Com show do goleiro iraniano, Irã e Bélgica protagonizam o terceiro empate seguido do Grupo G
Dizem que o futebol é um esporte de heróis improváveis, mas quem assistiu ao duelo em solo americano sabe que o roteiro da última sexta-feira foi escrito pelas luvas de apenas um homem. Sob as traves, Alireza Beiranvand operou milagres, fechou o gol e garantiu um daqueles pontos suados que valem tanto quanto uma vitória expressiva. Em uma partida eletrizante do início ao fim, cheia de reviravoltas, catimba e confrontos físicos levados ao limite do regulamento, o Irã segurou o zero a zero contra a badalada e nervosa seleção da Bélgica, deixando o Grupo G completamente embolado e sob o mais puro clima de indefinição.

Que fase de grupos espetacular e gigante o Team Melli está construindo nesta Copa do Mundo! Contra todas as previsões que colocavam os iranianos como meros sacos de pancada da chave, a seleção se agigantou, bateu de frente com os favoritos e provou que camisa e grife não entram em campo.
Quem esperava facilidade para os europeus esbarrou logo de cara em uma verdadeira guerra de trincheiras. Com menos de cinco minutos de bola rolando, Romelu Lukaku já carimbou um cartão amarelo em uma entrada violenta que atingiu o peito e o queixo do arqueiro iraniano. O mais inacreditável foi ver o atacante belga furioso e discutindo após o lance, demonstrando uma total falta de noção – ou de honestidade – sobre a intensidade do seu próprio golpe.

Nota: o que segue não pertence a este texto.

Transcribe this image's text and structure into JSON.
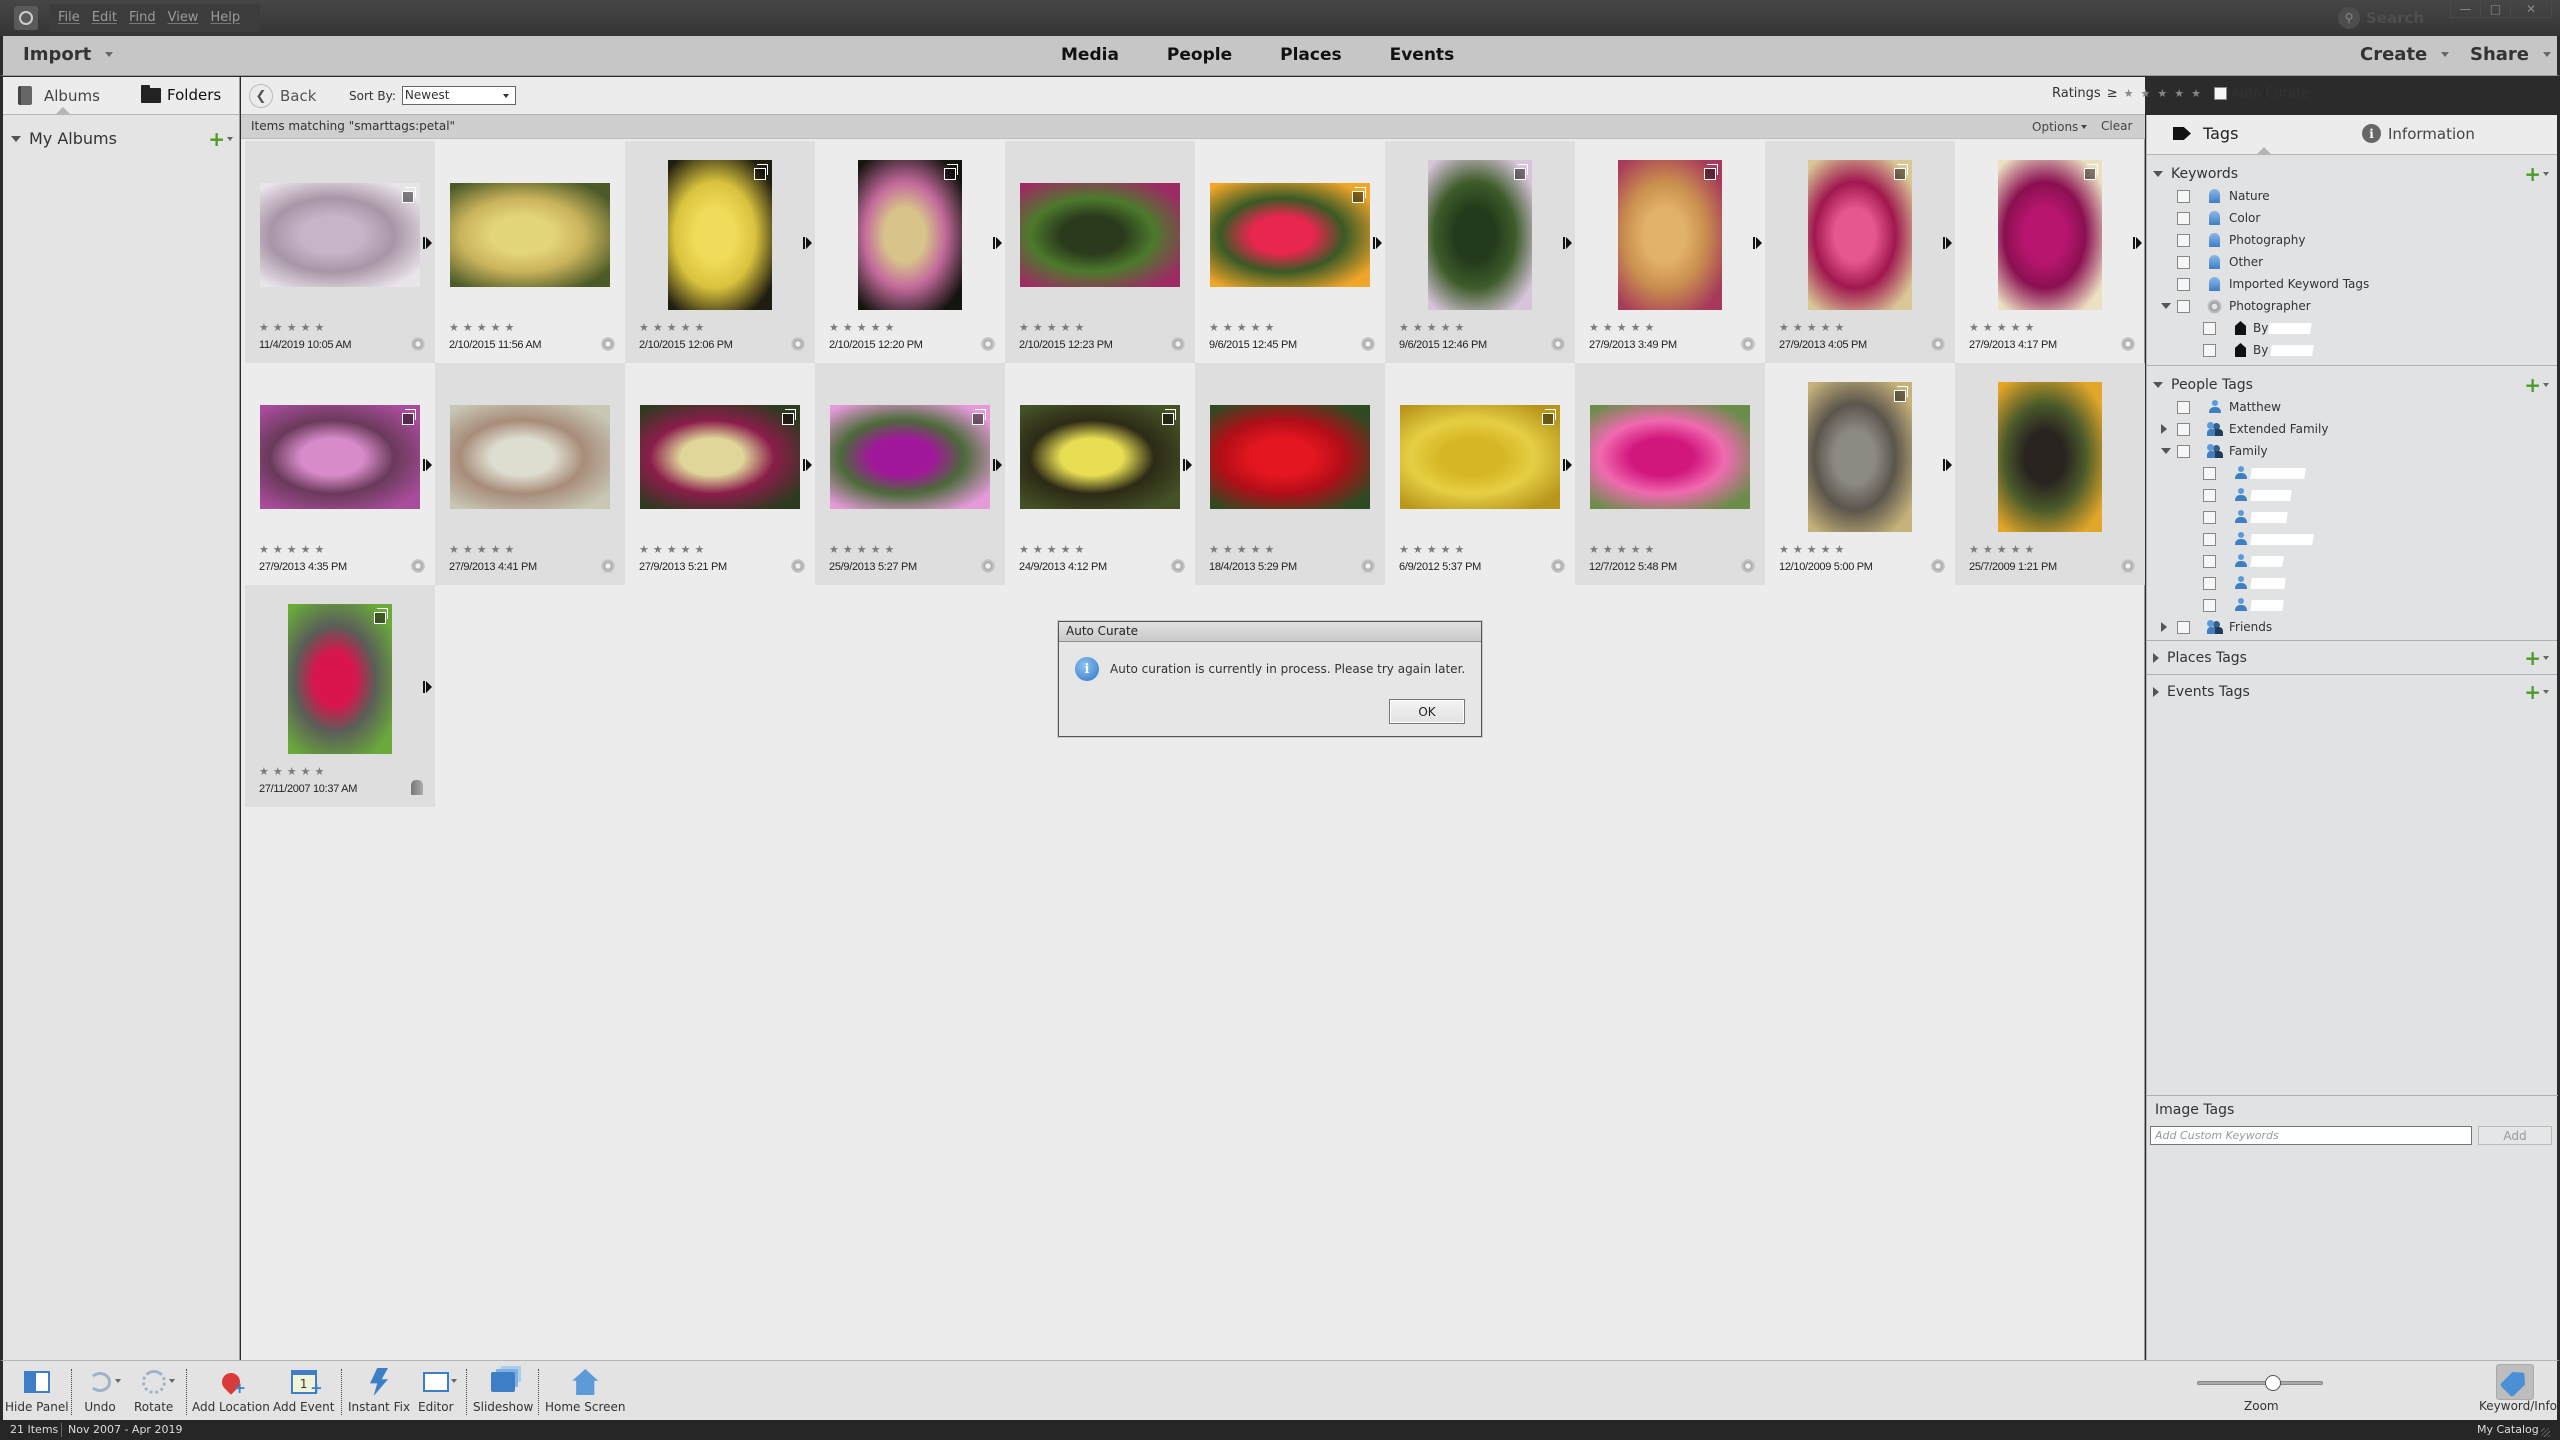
{
  "titlebar": {
    "menus": [
      "File",
      "Edit",
      "Find",
      "View",
      "Help"
    ],
    "search_label": "Search",
    "window_controls": [
      "minimize",
      "maximize",
      "close"
    ]
  },
  "topnav": {
    "import_label": "Import",
    "tabs": [
      "Media",
      "People",
      "Places",
      "Events"
    ],
    "create_label": "Create",
    "share_label": "Share"
  },
  "leftpanel": {
    "tabs": [
      "Albums",
      "Folders"
    ],
    "my_albums_label": "My Albums"
  },
  "gallery_toolbar": {
    "back_label": "Back",
    "sort_by_label": "Sort By:",
    "sort_value": "Newest",
    "ratings_label": "Ratings",
    "ratings_op": "≥",
    "ratings_min_stars": 0,
    "auto_curate_label": "Auto Curate",
    "auto_curate_checked": false
  },
  "match_bar": {
    "text": "Items matching \"smarttags:petal\"",
    "options_label": "Options",
    "clear_label": "Clear"
  },
  "gallery": {
    "items": [
      {
        "date": "11/4/2019 10:05 AM",
        "stack": true,
        "rating": 0,
        "colors": [
          "#c8b4c8",
          "#e9e4ea",
          "#a895a6"
        ],
        "orient": "land"
      },
      {
        "date": "2/10/2015 11:56 AM",
        "stack": false,
        "rating": 0,
        "colors": [
          "#e3d57a",
          "#4c5a27",
          "#c9b35c"
        ],
        "orient": "land"
      },
      {
        "date": "2/10/2015 12:06 PM",
        "stack": true,
        "rating": 0,
        "colors": [
          "#f0dc5a",
          "#1f1d10",
          "#d9c23d"
        ],
        "orient": "port"
      },
      {
        "date": "2/10/2015 12:20 PM",
        "stack": true,
        "rating": 0,
        "colors": [
          "#d8c48a",
          "#151510",
          "#c26a9b"
        ],
        "orient": "port"
      },
      {
        "date": "2/10/2015 12:23 PM",
        "stack": false,
        "rating": 0,
        "colors": [
          "#2a3a1c",
          "#9c2b63",
          "#4d7a2c"
        ],
        "orient": "land"
      },
      {
        "date": "9/6/2015 12:45 PM",
        "stack": true,
        "rating": 0,
        "colors": [
          "#e8264e",
          "#f0a62a",
          "#3a5a25"
        ],
        "orient": "land"
      },
      {
        "date": "9/6/2015 12:46 PM",
        "stack": true,
        "rating": 0,
        "colors": [
          "#243a1c",
          "#d7c4da",
          "#3e5c2a"
        ],
        "orient": "port"
      },
      {
        "date": "27/9/2013 3:49 PM",
        "stack": true,
        "rating": 0,
        "colors": [
          "#e2b26a",
          "#a7395a",
          "#c98f4f"
        ],
        "orient": "port"
      },
      {
        "date": "27/9/2013 4:05 PM",
        "stack": true,
        "rating": 0,
        "colors": [
          "#e6568f",
          "#d9c896",
          "#a0184e"
        ],
        "orient": "port"
      },
      {
        "date": "27/9/2013 4:17 PM",
        "stack": true,
        "rating": 0,
        "colors": [
          "#b8166e",
          "#ece0c2",
          "#8a1051"
        ],
        "orient": "port"
      },
      {
        "date": "27/9/2013 4:35 PM",
        "stack": true,
        "rating": 0,
        "colors": [
          "#d78cc9",
          "#a84d9b",
          "#6a3a5a"
        ],
        "orient": "land"
      },
      {
        "date": "27/9/2013 4:41 PM",
        "stack": false,
        "rating": 0,
        "colors": [
          "#deded0",
          "#c7c7b4",
          "#a88c7a"
        ],
        "orient": "land"
      },
      {
        "date": "27/9/2013 5:21 PM",
        "stack": true,
        "rating": 0,
        "colors": [
          "#e0d69a",
          "#2e3a1f",
          "#8a1d4a"
        ],
        "orient": "land"
      },
      {
        "date": "25/9/2013 5:27 PM",
        "stack": true,
        "rating": 0,
        "colors": [
          "#a1179a",
          "#e59ad8",
          "#4c6a3a"
        ],
        "orient": "land"
      },
      {
        "date": "24/9/2013 4:12 PM",
        "stack": true,
        "rating": 0,
        "colors": [
          "#e8de54",
          "#445226",
          "#2d2a16"
        ],
        "orient": "land"
      },
      {
        "date": "18/4/2013 5:29 PM",
        "stack": false,
        "rating": 0,
        "colors": [
          "#e41620",
          "#2f4a22",
          "#b20e18"
        ],
        "orient": "land"
      },
      {
        "date": "6/9/2012 5:37 PM",
        "stack": true,
        "rating": 0,
        "colors": [
          "#d7b624",
          "#b8961b",
          "#e6cf44"
        ],
        "orient": "land"
      },
      {
        "date": "12/7/2012 5:48 PM",
        "stack": false,
        "rating": 0,
        "colors": [
          "#d2167c",
          "#6a8d4a",
          "#f06ab0"
        ],
        "orient": "land"
      },
      {
        "date": "12/10/2009 5:00 PM",
        "stack": true,
        "rating": 0,
        "colors": [
          "#8d8a84",
          "#c6b27a",
          "#5b554c"
        ],
        "orient": "port"
      },
      {
        "date": "25/7/2009 1:21 PM",
        "stack": false,
        "rating": 0,
        "colors": [
          "#2a2420",
          "#e2a62a",
          "#4a5a2a"
        ],
        "orient": "port"
      },
      {
        "date": "27/11/2007 10:37 AM",
        "stack": true,
        "rating": 0,
        "colors": [
          "#d8154c",
          "#6aaa3a",
          "#5a5e58"
        ],
        "orient": "port",
        "stacked_marker": true
      }
    ]
  },
  "dialog": {
    "title": "Auto Curate",
    "message": "Auto curation is currently in process. Please try again later.",
    "ok_label": "OK"
  },
  "rightpanel": {
    "tabs": [
      "Tags",
      "Information"
    ],
    "keywords": {
      "title": "Keywords",
      "items": [
        "Nature",
        "Color",
        "Photography",
        "Other",
        "Imported Keyword Tags"
      ],
      "photographer": {
        "label": "Photographer",
        "children": [
          "By",
          "By"
        ]
      }
    },
    "people_tags": {
      "title": "People Tags",
      "matthew": "Matthew",
      "extended_family": "Extended Family",
      "family": "Family",
      "family_member_count": 7,
      "friends": "Friends"
    },
    "places_tags_title": "Places Tags",
    "events_tags_title": "Events Tags",
    "image_tags": {
      "title": "Image Tags",
      "input_placeholder": "Add Custom Keywords",
      "input_value": "",
      "add_label": "Add"
    }
  },
  "bottombar": {
    "buttons": [
      "Hide Panel",
      "Undo",
      "Rotate",
      "Add Location",
      "Add Event",
      "Instant Fix",
      "Editor",
      "Slideshow",
      "Home Screen"
    ],
    "zoom_label": "Zoom",
    "zoom_level": 0.6,
    "keyword_info_label": "Keyword/Info"
  },
  "statusbar": {
    "item_count": "21 Items",
    "date_range": "Nov 2007 - Apr 2019",
    "catalog": "My Catalog"
  }
}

Aliás, Lukaku passou o jogo inteiro flertando perigosamente com a expulsão: deixou Khalizadeh no chão sentindo muita dor em outro lance que a arbitragem fingiu não ver, abusou das jogadas faltosas e, quando precisava jogar fora da grande área, pareceu estar correndo de calça jeans molhada de tão lento e pesado. O Irã, também nervoso na primeira etapa, sentia uma falta imensa do talento técnico de Sardar Azmoun, cortado antes do Mundial por questões políticas que movimentaram os bastidores, mas o elenco que entrou em campo compensou a ausência na base da pura e simples resiliência.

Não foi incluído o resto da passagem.